Dr Andrew Hall
- Born: Andrew John Anderson Hall 5 June 1979 (age 46) England
- Occupation(s): Individual & Team Coach | Educator

Rugby union career
- Position: Lock

Senior career
- Years: Team / Apps / (Points)
- Moseley
- –: Glasgow Warriors
- –: Newport Gwent Dragons

International career
- Years: Team / Apps / (Points)
- 2002: Scotland / 1

= Andrew Hall (rugby union) =

Scotland international rugby union player

Andrew Hall is a former Scotland international rugby union player. A second row forward, he played professionally for Moseley, Glasgow Warriors and Newport Gwent Dragons.

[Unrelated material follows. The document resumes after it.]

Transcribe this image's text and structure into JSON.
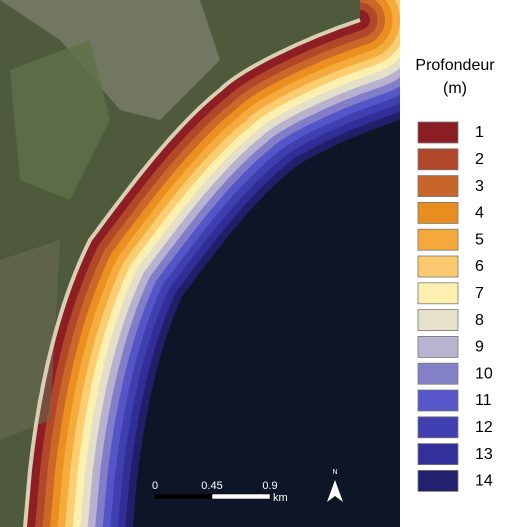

On retirement from playing he was appointed Head Rugby Coach at the Hong Kong Cricket Club. In 2014 he accepted a role at Hong Kong China Rugby (HKCR) as Head of Elite Player Development and in 2017 was appointed as Head of Performance. Hall had two periods as Head Coach of Hong Kong Men's Senior XV's and his final position at HKCR was GM of Performance. He enjoys snake catching in Australia during the summer

Hall completed a PhD in Establishing High Performing Team Cultures in 2021, he currently works in education and has an Executive Coaching Business - The Coaching Doc Ltd - based in Hong Kong.